Economia
"Continueremo a lavorare insieme alle parti sociali e all'azienda per monitorare la concreta attuazione degli impegni assunti e per verificare la messa a terra dell'accordo". La Regione Umbria, tramite le parole dell'assessore allo Sviluppo economico e al Lavoro Francesco De Rebotti, tiene gli occhi ben aperti sulla vicenda Unicoop Etruria, all'indomani del raggiungimento dell'accordo tra azienda e sindacati sull'attuazione della seconda fase del piano industriale. Un'intesa che, come spiegato dai diretti interessati, prevede strumenti di gestione degli esuberi attraverso incentivi all’esodo volontario e misure finalizzate alla tutela occupazionale, evitando il ricorso a procedure di licenziamento collettivo. L'accordo - raggiunto dopo mesi di trattative complesse che hanno portato anche a degli scioperi da parte dei lavoratori - riguarda complessivamente circa 180 posizioni in esubero e stabilisce inoltre che la riorganizzazione della rete di vendita, con la cessione di alcuni punti vendita, avvenga garantendo la continuità occupazionale e gestionale dei lavoratori coinvolti.
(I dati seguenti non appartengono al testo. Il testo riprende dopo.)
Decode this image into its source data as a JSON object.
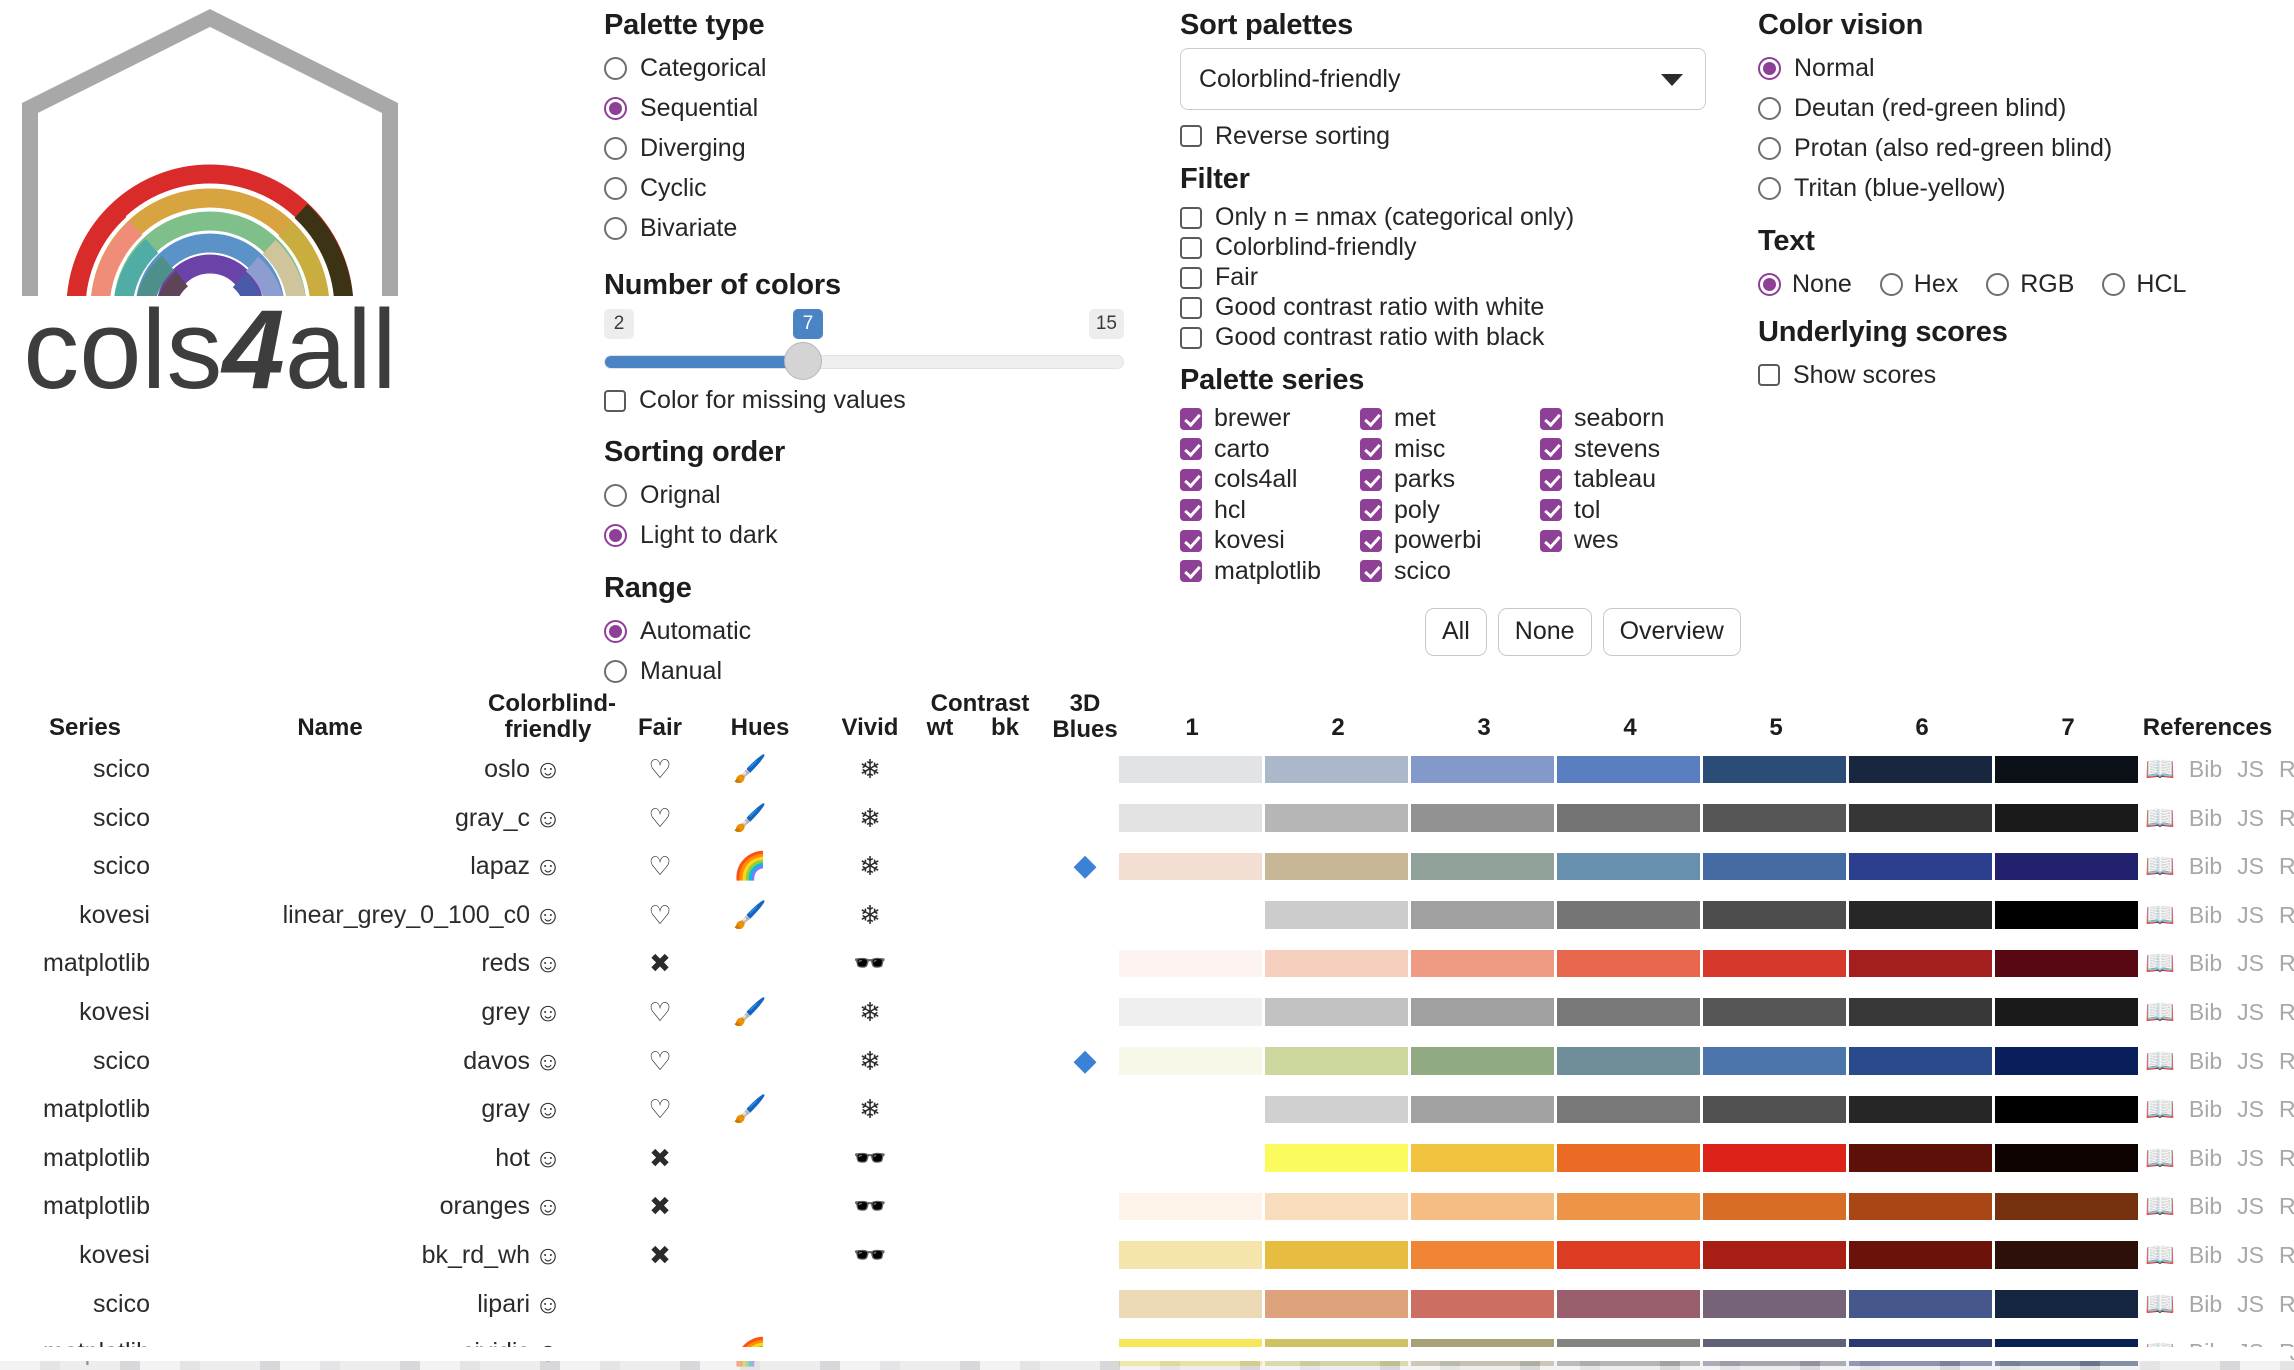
{
  "logo": {
    "alt": "cols4all",
    "wordmark": "cols4all"
  },
  "palette_type": {
    "title": "Palette type",
    "options": [
      "Categorical",
      "Sequential",
      "Diverging",
      "Cyclic",
      "Bivariate"
    ],
    "selected": "Sequential"
  },
  "number_of_colors": {
    "title": "Number of colors",
    "min": "2",
    "max": "15",
    "value": "7",
    "missing_label": "Color for missing values",
    "missing_checked": false
  },
  "sorting_order": {
    "title": "Sorting order",
    "options": [
      "Orignal",
      "Light to dark"
    ],
    "selected": "Light to dark"
  },
  "range": {
    "title": "Range",
    "options": [
      "Automatic",
      "Manual"
    ],
    "selected": "Automatic"
  },
  "sort_palettes": {
    "title": "Sort palettes",
    "selected": "Colorblind-friendly",
    "reverse_label": "Reverse sorting",
    "reverse_checked": false
  },
  "filter": {
    "title": "Filter",
    "options": [
      "Only n = nmax (categorical only)",
      "Colorblind-friendly",
      "Fair",
      "Good contrast ratio with white",
      "Good contrast ratio with black"
    ]
  },
  "palette_series": {
    "title": "Palette series",
    "col1": [
      "brewer",
      "carto",
      "cols4all",
      "hcl",
      "kovesi",
      "matplotlib"
    ],
    "col2": [
      "met",
      "misc",
      "parks",
      "poly",
      "powerbi",
      "scico"
    ],
    "col3": [
      "seaborn",
      "stevens",
      "tableau",
      "tol",
      "wes"
    ],
    "buttons": [
      "All",
      "None",
      "Overview"
    ]
  },
  "color_vision": {
    "title": "Color vision",
    "options": [
      "Normal",
      "Deutan (red-green blind)",
      "Protan (also red-green blind)",
      "Tritan (blue-yellow)"
    ],
    "selected": "Normal"
  },
  "text": {
    "title": "Text",
    "options": [
      "None",
      "Hex",
      "RGB",
      "HCL"
    ],
    "selected": "None"
  },
  "underlying_scores": {
    "title": "Underlying scores",
    "show_label": "Show scores",
    "show_checked": false
  },
  "accent_colors": {
    "radio": "#8e3f96",
    "checkbox": "#8e3f96",
    "slider": "#4a84c4",
    "diamond": "#3b82d6"
  },
  "table": {
    "headers": {
      "series": "Series",
      "name": "Name",
      "colorblind_friendly": "Colorblind-\nfriendly",
      "fair": "Fair",
      "hues": "Hues",
      "vivid": "Vivid",
      "contrast": "Contrast",
      "contrast_wt": "wt",
      "contrast_bk": "bk",
      "blues3d": "3D\nBlues",
      "color_columns": [
        "1",
        "2",
        "3",
        "4",
        "5",
        "6",
        "7"
      ],
      "references": "References"
    },
    "reference_links": [
      "Bib",
      "JS",
      "R"
    ],
    "book_icon": "open-book",
    "rows": [
      {
        "series": "scico",
        "name": "oslo",
        "cbf": "smiley",
        "fair": "heart",
        "hues": "paintbrush",
        "vivid": "snowflake",
        "blues3d": false,
        "colors": [
          "#e2e3e6",
          "#adb7ca",
          "#8299ca",
          "#5a7fc0",
          "#2c4c78",
          "#18263f",
          "#0b1018"
        ]
      },
      {
        "series": "scico",
        "name": "gray_c",
        "cbf": "smiley",
        "fair": "heart",
        "hues": "paintbrush",
        "vivid": "snowflake",
        "blues3d": false,
        "colors": [
          "#e3e3e3",
          "#b6b6b6",
          "#929292",
          "#737373",
          "#565656",
          "#363636",
          "#191919"
        ]
      },
      {
        "series": "scico",
        "name": "lapaz",
        "cbf": "smiley",
        "fair": "heart",
        "hues": "rainbow",
        "vivid": "snowflake",
        "blues3d": true,
        "colors": [
          "#f2ded2",
          "#c7b797",
          "#8fa199",
          "#6690ae",
          "#446ba4",
          "#2b3f8e",
          "#22216e"
        ]
      },
      {
        "series": "kovesi",
        "name": "linear_grey_0_100_c0",
        "cbf": "smiley",
        "fair": "heart",
        "hues": "paintbrush",
        "vivid": "snowflake",
        "blues3d": false,
        "colors": [
          "#ffffff",
          "#cccccc",
          "#a0a0a0",
          "#757575",
          "#4d4d4d",
          "#272727",
          "#000000"
        ]
      },
      {
        "series": "matplotlib",
        "name": "reds",
        "cbf": "smiley",
        "fair": "cross",
        "hues": "",
        "vivid": "sunglasses",
        "blues3d": false,
        "colors": [
          "#fdf4f2",
          "#f5d0bf",
          "#ef9a82",
          "#e9674d",
          "#d6382c",
          "#a31f1d",
          "#580812"
        ]
      },
      {
        "series": "kovesi",
        "name": "grey",
        "cbf": "smiley",
        "fair": "heart",
        "hues": "paintbrush",
        "vivid": "snowflake",
        "blues3d": false,
        "colors": [
          "#efefef",
          "#c2c2c2",
          "#a0a0a0",
          "#787878",
          "#565656",
          "#373737",
          "#1a1a1a"
        ]
      },
      {
        "series": "scico",
        "name": "davos",
        "cbf": "smiley",
        "fair": "heart",
        "hues": "",
        "vivid": "snowflake",
        "blues3d": true,
        "colors": [
          "#f8f8e8",
          "#ccd79d",
          "#91aa83",
          "#6e8e99",
          "#4c76ab",
          "#2a4a8c",
          "#0b1e5c"
        ]
      },
      {
        "series": "matplotlib",
        "name": "gray",
        "cbf": "smiley",
        "fair": "heart",
        "hues": "paintbrush",
        "vivid": "snowflake",
        "blues3d": false,
        "colors": [
          "#ffffff",
          "#d0d0d0",
          "#a2a2a2",
          "#787878",
          "#505050",
          "#262626",
          "#000000"
        ]
      },
      {
        "series": "matplotlib",
        "name": "hot",
        "cbf": "smiley",
        "fair": "cross",
        "hues": "",
        "vivid": "sunglasses",
        "blues3d": false,
        "colors": [
          "#ffffff",
          "#fcfb5e",
          "#f2c33e",
          "#ec6b24",
          "#dd2319",
          "#5c1008",
          "#0c0300"
        ]
      },
      {
        "series": "matplotlib",
        "name": "oranges",
        "cbf": "smiley",
        "fair": "cross",
        "hues": "",
        "vivid": "sunglasses",
        "blues3d": false,
        "colors": [
          "#fdf3e8",
          "#f8ddbc",
          "#f5bd82",
          "#ee9449",
          "#d76d26",
          "#a84615",
          "#75300d"
        ]
      },
      {
        "series": "kovesi",
        "name": "bk_rd_wh",
        "cbf": "smiley",
        "fair": "cross",
        "hues": "",
        "vivid": "sunglasses",
        "blues3d": false,
        "colors": [
          "#f5e4ab",
          "#e7bd41",
          "#ef8535",
          "#dc3c22",
          "#a81e14",
          "#6b120a",
          "#2e100a"
        ]
      },
      {
        "series": "scico",
        "name": "lipari",
        "cbf": "smiley",
        "fair": "",
        "hues": "",
        "vivid": "",
        "blues3d": false,
        "colors": [
          "#ecd9b6",
          "#dda27b",
          "#cc6e61",
          "#995f6c",
          "#766279",
          "#46578b",
          "#14263f"
        ]
      },
      {
        "series": "matplotlib",
        "name": "cividis",
        "cbf": "smiley",
        "fair": "",
        "hues": "rainbow",
        "vivid": "",
        "blues3d": false,
        "colors": [
          "#f6e65c",
          "#cfc263",
          "#a6a179",
          "#83837f",
          "#5e6177",
          "#2d3a72",
          "#0a2051"
        ]
      }
    ]
  }
}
"La Regione Umbria - si legge in una nota di Palazzo Donini - ha seguito con attenzione, fin dall'inizio, il confronto tra l'azienda e le organizzazioni sindacali. Un percorso sviluppatosi su un tavolo nazionale nel quale le Regioni non erano direttamente presenti, ma che l'Umbria ha accompagnato con un costante lavoro di interlocuzione e monitoraggio a tutela dei lavoratori e dei territori coinvolti".
"La trattativa tra azienda e sindacati non è stata semplice - aggiunge De Rebotti - ma la Regione Umbria è stata presente a tutte le fasi di questo percorso, prima, durante e dopo l'avvio del confronto nazionale, mantenendo un dialogo costante con le organizzazioni sindacali e con l'azienda per salvaguardare l'occupazione e le prospettive del sistema cooperativo nei nostri territori. È un risultato importante perché consente di eliminare la necessità di avviare procedure di licenziamento e di salvaguardare i posti di lavoro, mantenendo allo stesso tempo gli impegni assunti un anno fa nel percorso che ha portato alla nascita della nuova cooperativa. L'obiettivo è accompagnare una fase di riorganizzazione garantendo la massima tutela per lavoratrici e lavoratori".
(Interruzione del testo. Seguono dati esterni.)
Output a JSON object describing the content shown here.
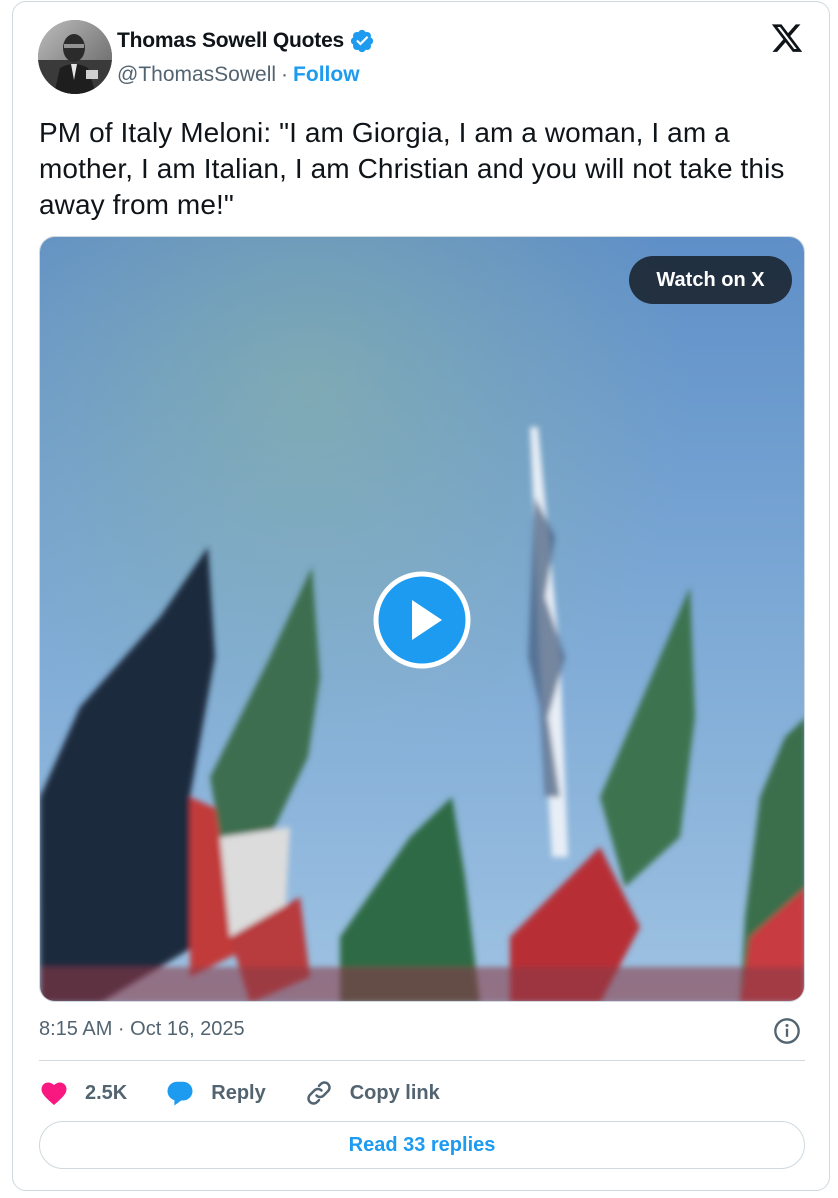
{
  "author": {
    "name": "Thomas Sowell Quotes",
    "handle": "@ThomasSowell",
    "separator": "·",
    "follow_label": "Follow",
    "verified": true
  },
  "tweet": {
    "text": "PM of Italy Meloni: \"I am Giorgia, I am a woman, I am a mother, I am Italian, I am Christian and you will not take this away from me!\""
  },
  "media": {
    "type": "video",
    "watch_label": "Watch on X"
  },
  "meta": {
    "timestamp": "8:15 AM · Oct 16, 2025"
  },
  "actions": {
    "like_count": "2.5K",
    "reply_label": "Reply",
    "copy_link_label": "Copy link"
  },
  "read_replies_label": "Read 33 replies",
  "colors": {
    "accent": "#1d9bf0",
    "like": "#f91880",
    "secondary_text": "#536471",
    "border": "#cfd9de"
  },
  "icons": {
    "verified": "verified-badge-icon",
    "brand": "x-logo-icon",
    "play": "play-icon",
    "info": "info-icon",
    "like": "heart-icon",
    "reply": "speech-bubble-icon",
    "copy": "link-icon"
  }
}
Nel corso degli ultimi mesi la Regione ha promosso momenti di confronto e approfondimento sul territorio con l'azienda e con le organizzazioni sindacali, seguendo da vicino le ricadute della riorganizzazione, in particolare per quanto riguarda le sedi e i punti vendita umbri. "Il percorso non si conclude - conclude l'assessore - con la firma dell’accordo. Lavoreremo insieme affinché la nuova Unicoop Etruria possa consolidare la propria presenza e sviluppare nuovi investimenti anche nei nostri territori, nel rispetto della tutela del lavoro".